Гришка не обращает на меня внимание. Пальцы его руки сжимаются все теснее. Я отбегаю в сторону, я не смотрю на Гришку. Я плачу от жалости...

Вечер. За окнами зимняя темь. Тускло горит подвешенная к потолку десятилинейная лампа. Десятилинейная лампа — яркая, но Михеевы экономят керосин и донельзя убавляют фитиль. В избе сумрак.
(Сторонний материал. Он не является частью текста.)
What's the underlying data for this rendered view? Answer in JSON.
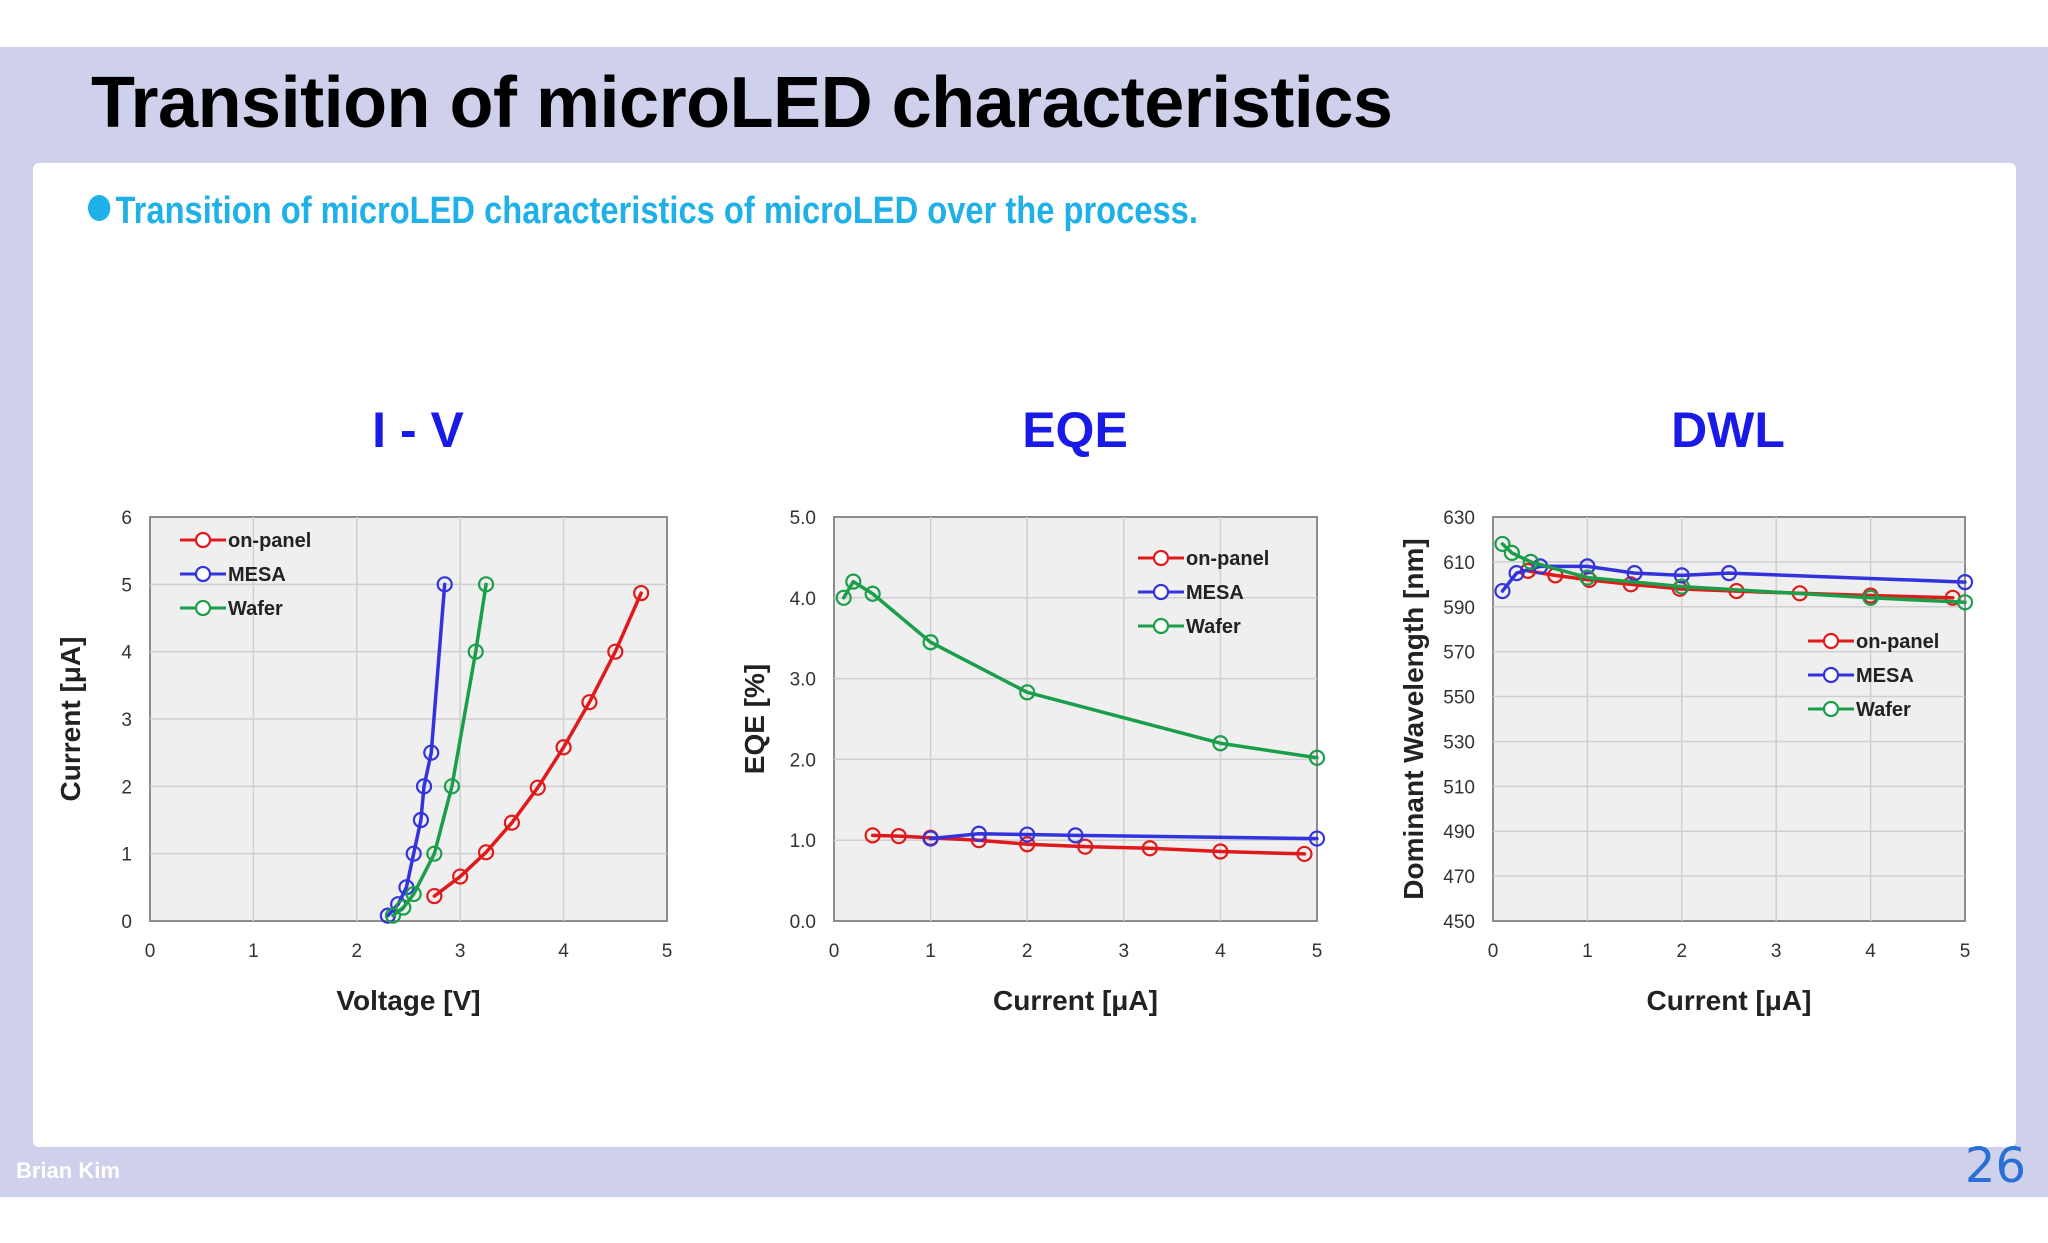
{
  "slide": {
    "title": "Transition of microLED characteristics",
    "subtitle": "Transition of microLED characteristics of microLED over the process.",
    "author": "Brian Kim",
    "page_number": "26"
  },
  "colors": {
    "on-panel": "#e01a1a",
    "MESA": "#3333dd",
    "Wafer": "#1a9e4a",
    "chart_title": "#1a1ae6"
  },
  "chart_data": [
    {
      "type": "line",
      "title": "I - V",
      "xlabel": "Voltage [V]",
      "ylabel": "Current [μA]",
      "xlim": [
        0,
        5
      ],
      "ylim": [
        0,
        6
      ],
      "xticks": [
        "0",
        "1",
        "2",
        "3",
        "4",
        "5"
      ],
      "yticks": [
        "0",
        "1",
        "2",
        "3",
        "4",
        "5",
        "6"
      ],
      "legend": "top-left",
      "grid": true,
      "series": [
        {
          "name": "on-panel",
          "x": [
            2.75,
            3.0,
            3.25,
            3.5,
            3.75,
            4.0,
            4.25,
            4.5,
            4.75
          ],
          "y": [
            0.37,
            0.66,
            1.02,
            1.46,
            1.98,
            2.58,
            3.25,
            4.0,
            4.87
          ]
        },
        {
          "name": "MESA",
          "x": [
            2.3,
            2.4,
            2.48,
            2.55,
            2.62,
            2.65,
            2.72,
            2.85
          ],
          "y": [
            0.08,
            0.25,
            0.5,
            1.0,
            1.5,
            2.0,
            2.5,
            5.0
          ]
        },
        {
          "name": "Wafer",
          "x": [
            2.35,
            2.45,
            2.55,
            2.75,
            2.92,
            3.15,
            3.25
          ],
          "y": [
            0.08,
            0.2,
            0.4,
            1.0,
            2.0,
            4.0,
            5.0
          ]
        }
      ]
    },
    {
      "type": "line",
      "title": "EQE",
      "xlabel": "Current [μA]",
      "ylabel": "EQE [%]",
      "xlim": [
        0,
        5
      ],
      "ylim": [
        0,
        5
      ],
      "xticks": [
        "0",
        "1",
        "2",
        "3",
        "4",
        "5"
      ],
      "yticks": [
        "0.0",
        "1.0",
        "2.0",
        "3.0",
        "4.0",
        "5.0"
      ],
      "legend": "top-right",
      "grid": true,
      "series": [
        {
          "name": "on-panel",
          "x": [
            0.4,
            0.67,
            1.0,
            1.5,
            2.0,
            2.6,
            3.27,
            4.0,
            4.87
          ],
          "y": [
            1.06,
            1.05,
            1.03,
            1.0,
            0.95,
            0.92,
            0.9,
            0.86,
            0.83
          ]
        },
        {
          "name": "MESA",
          "x": [
            1.0,
            1.5,
            2.0,
            2.5,
            5.0
          ],
          "y": [
            1.02,
            1.08,
            1.07,
            1.06,
            1.02
          ]
        },
        {
          "name": "Wafer",
          "x": [
            0.1,
            0.2,
            0.4,
            1.0,
            2.0,
            4.0,
            5.0
          ],
          "y": [
            4.0,
            4.2,
            4.05,
            3.45,
            2.83,
            2.2,
            2.02
          ]
        }
      ]
    },
    {
      "type": "line",
      "title": "DWL",
      "xlabel": "Current [μA]",
      "ylabel": "Dominant Wavelength [nm]",
      "xlim": [
        0,
        5
      ],
      "ylim": [
        450,
        630
      ],
      "xticks": [
        "0",
        "1",
        "2",
        "3",
        "4",
        "5"
      ],
      "yticks": [
        "450",
        "470",
        "490",
        "510",
        "530",
        "550",
        "570",
        "590",
        "610",
        "630"
      ],
      "legend": "center-right",
      "grid": true,
      "series": [
        {
          "name": "on-panel",
          "x": [
            0.37,
            0.66,
            1.02,
            1.46,
            1.98,
            2.58,
            3.25,
            4.0,
            4.87
          ],
          "y": [
            606,
            604,
            602,
            600,
            598,
            597,
            596,
            595,
            594
          ]
        },
        {
          "name": "MESA",
          "x": [
            0.1,
            0.25,
            0.5,
            1.0,
            1.5,
            2.0,
            2.5,
            5.0
          ],
          "y": [
            597,
            605,
            608,
            608,
            605,
            604,
            605,
            601
          ]
        },
        {
          "name": "Wafer",
          "x": [
            0.1,
            0.2,
            0.4,
            1.0,
            2.0,
            4.0,
            5.0
          ],
          "y": [
            618,
            614,
            610,
            603,
            599,
            594,
            592
          ]
        }
      ]
    }
  ]
}
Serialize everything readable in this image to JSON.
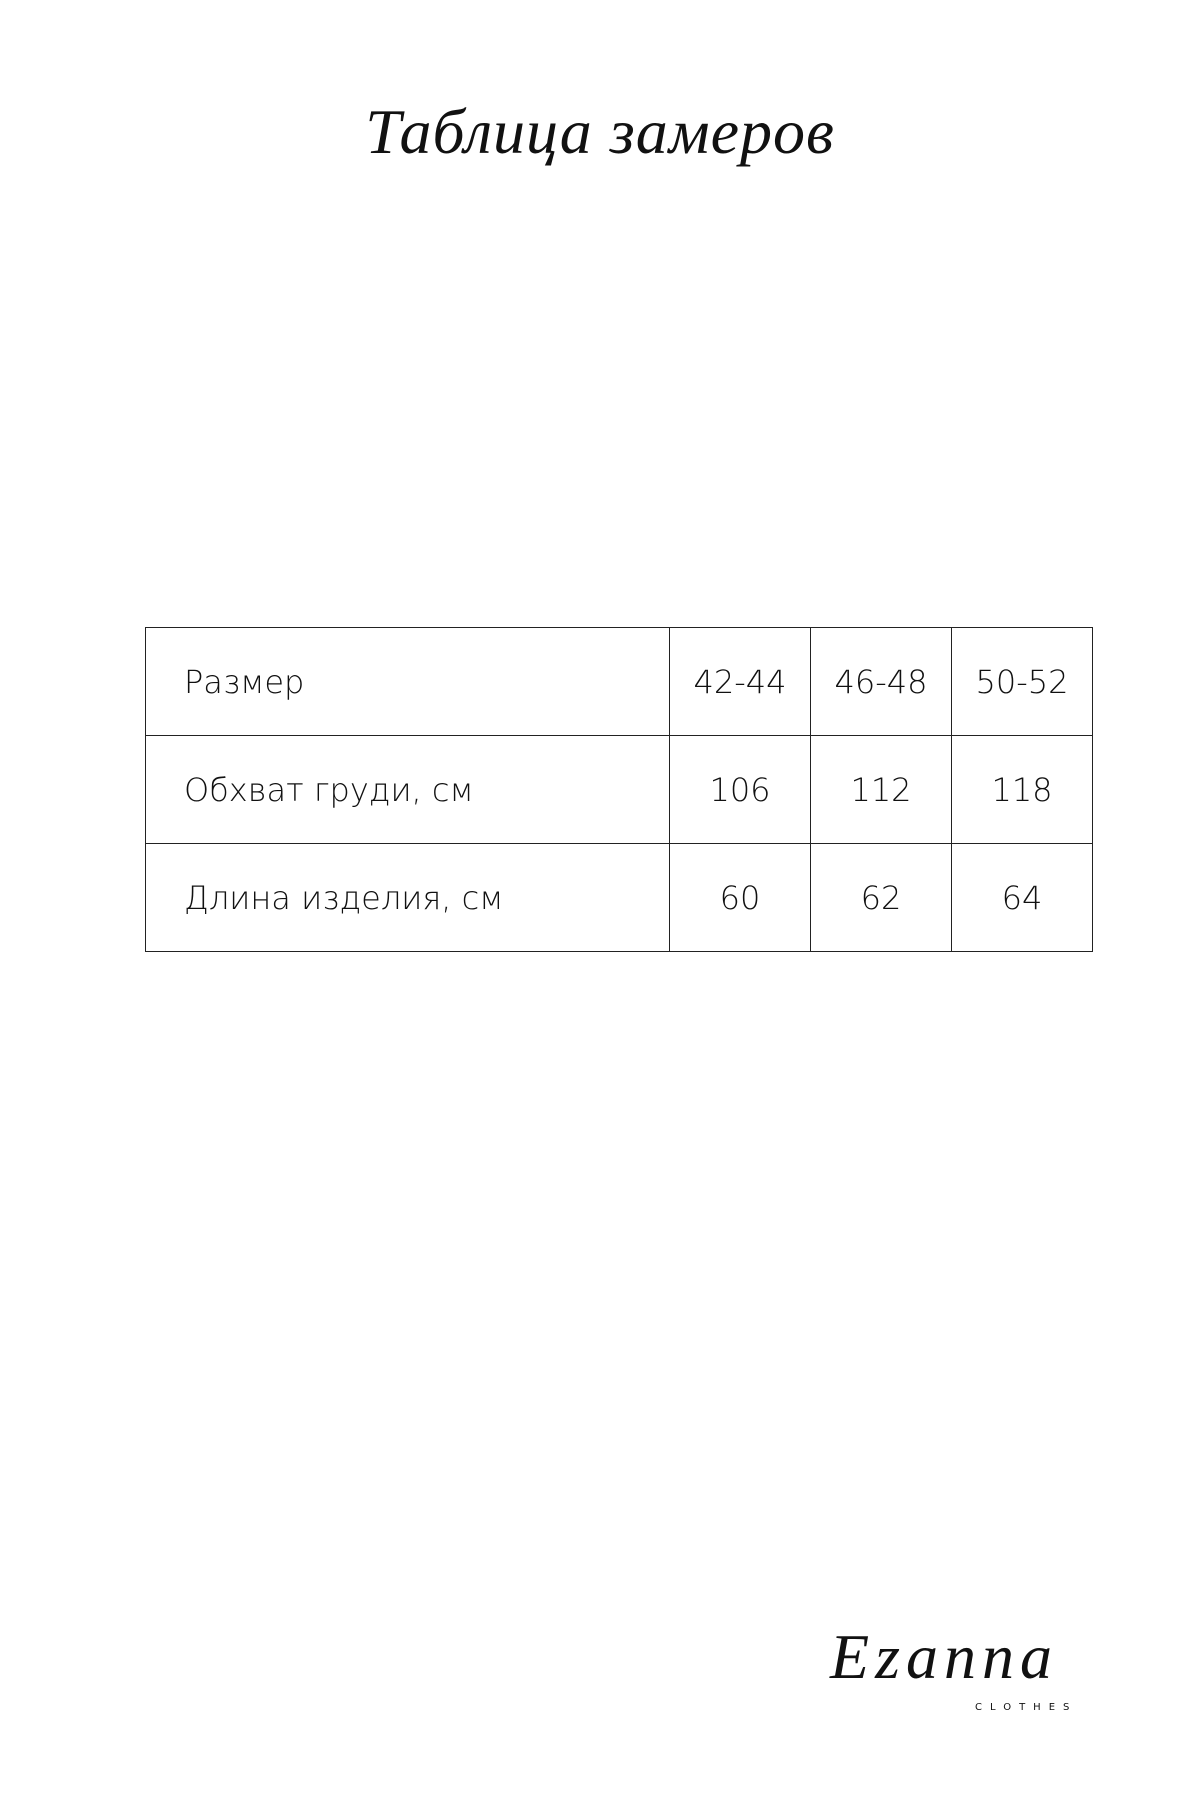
{
  "header": {
    "title": "Таблица замеров"
  },
  "table": {
    "rows": [
      [
        "Размер",
        "42-44",
        "46-48",
        "50-52"
      ],
      [
        "Обхват груди, см",
        106,
        112,
        118
      ],
      [
        "Длина изделия, см",
        60,
        62,
        64
      ]
    ]
  },
  "footer": {
    "brand": "Ezanna",
    "tagline": "CLOTHES"
  }
}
Уже поставлены посреди избы козлы. На козлы брошены сосновые доски. На доски разостланы войлоки — общая постель для всех. Поверх войлоков кинута гуня — старые полушубки, рванина — одеваться для тепла ночью. Придет время — и Михеевы разлягутся на своих роскошных нарах для всеобщего сна. С края от окошка ляжет старший Федор, рядом с ним поближе к середине — средний Петр, далее — меньшой Гришка, которому всех теплей, он в середине. Рядом с Гришкой уляжется сам хозяин, глава и отец дядя Михей. А с края нар клубочком свернется тетя Наталья, востроносенькая, с бледным, худым лицом. Тетя Наталья с мамой родные сестры, но друг на друга ничуть не похожи. Мама молода, щекаста, глазаста, вся круглая, а тетя Наталья давно постарела и высохла.